The fish catch rate in the state’s Puget Sound region is about 10 percent below the national average of 24.5 percent.
The U.N. Convention on Biological Diversity estimates that the population of fish in the Pacific Northwest is about 3.5 million, and the area’s population is about 6.5 billion.
Washington State’s fish catch ratio is less than 1.5 fish per capita.
The state’s fishing gear industry employs nearly 1.3 million people in Washington and Washington’s fishing industry employs about 5 million people.
That’s about 10 times more than the U of W’s 1.1 percent fishery ratio.
The Puget Strait is the largest freshwater fishery in the United States, and Washington has a large fishery on the North Shore of Lake Washington.

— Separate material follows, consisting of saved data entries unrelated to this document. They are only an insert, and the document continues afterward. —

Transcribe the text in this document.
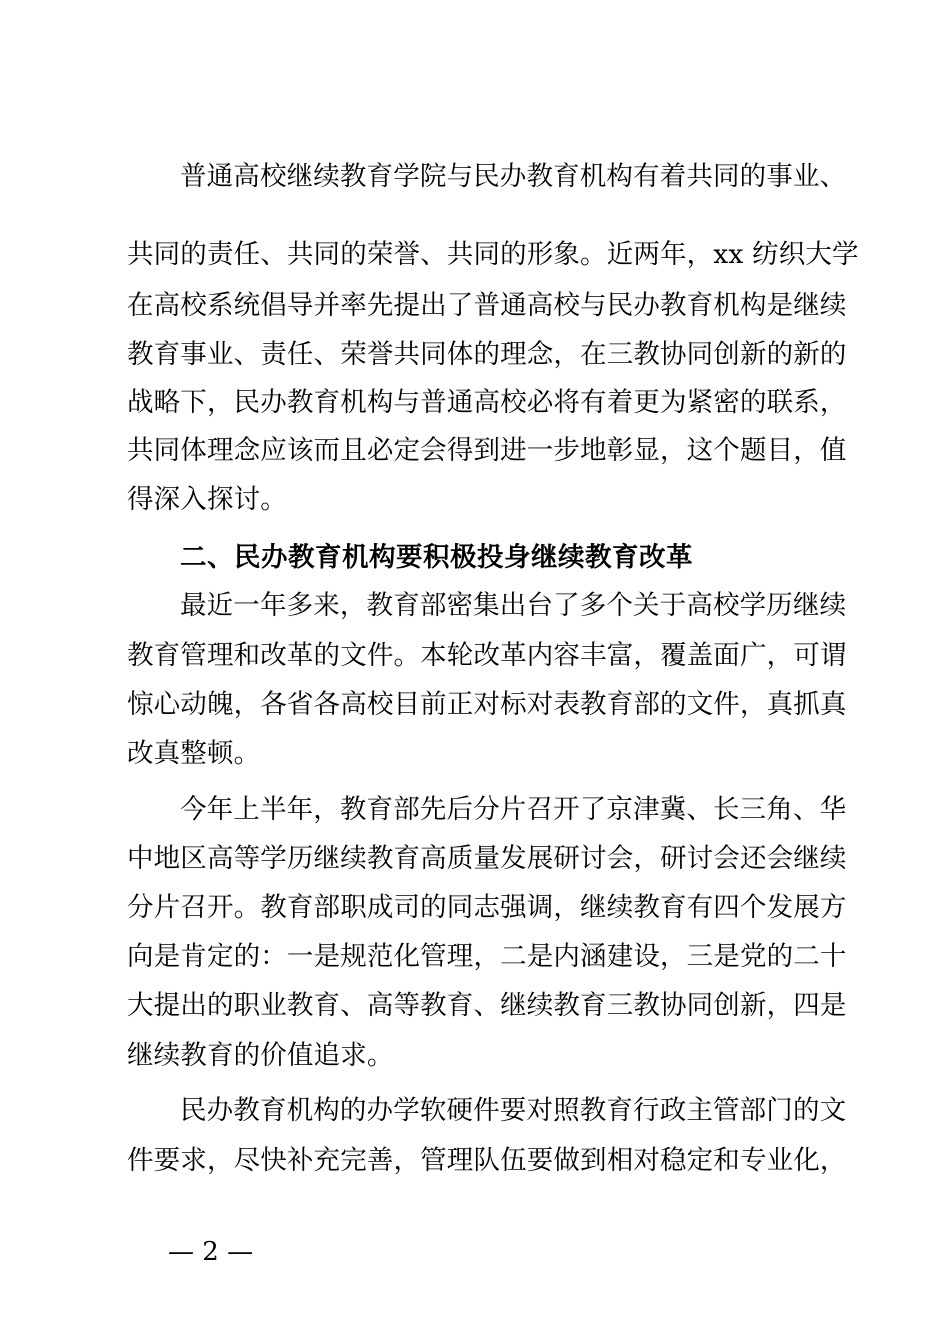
普通高校继续教育学院与民办教育机构有着共同的事业、
共同的责任、共同的荣誉、共同的形象。近两年，xx 纺织大学
在高校系统倡导并率先提出了普通高校与民办教育机构是继续
教育事业、责任、荣誉共同体的理念，在三教协同创新的新的
战略下，民办教育机构与普通高校必将有着更为紧密的联系，
共同体理念应该而且必定会得到进一步地彰显，这个题目，值
得深入探讨。
二、民办教育机构要积极投身继续教育改革
最近一年多来，教育部密集出台了多个关于高校学历继续
教育管理和改革的文件。本轮改革内容丰富，覆盖面广，可谓
惊心动魄，各省各高校目前正对标对表教育部的文件，真抓真
改真整顿。
今年上半年，教育部先后分片召开了京津冀、长三角、华
中地区高等学历继续教育高质量发展研讨会，研讨会还会继续
分片召开。教育部职成司的同志强调，继续教育有四个发展方
向是肯定的：一是规范化管理，二是内涵建设，三是党的二十
大提出的职业教育、高等教育、继续教育三教协同创新，四是
继续教育的价值追求。
民办教育机构的办学软硬件要对照教育行政主管部门的文
件要求，尽快补充完善，管理队伍要做到相对稳定和专业化，
— 2 —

Washington state is one of only two states that has not made a commitment to expand its recreational fishing capacity beyond the state line.
The rest of the nation has made a big commitment to open more areas for fishing.
The salmon and trout fishing industry, which employs 2.6 million people, is the mainstay of the state economy.
The fishery’s share of the economy has grown from 3 percent in 2004 to 6.3 percent in 2015, according the Fish and Game Department.
The industry is responsible for a third of the jobs in the region.
The Washington State Department of Fish and game estimates that fish stocks have declined in Washington’s river watershed since the early 1990s due to increased erosion and disease, which have affected fish populations.
But the industry’s outlook has changed dramatically in the past decade, according with the Washington State University Cooperative Extension and Fish Research Institute.
The new report from the USFS shows that the fish stocks in Washington have stabilized.
The average fishery gear ratio has been 2.3 fish per person, compared to the current ratio of 2.7 fish per.
Washington has made good progress on the conservation of fish stocks, according Scott Taylor, senior program manager for fisheries at the US Fish and Games.
Taylor says that, since the 1980s, the USGS has taken steps to reduce the amount of gear needed to harvest and store fish in its catch capacity.
He says the new fishery equipment will help keep the fish caught in Washington fishing gear at the right size and size for the local fish market, which helps ensure that fish are stocked and sold in the right places.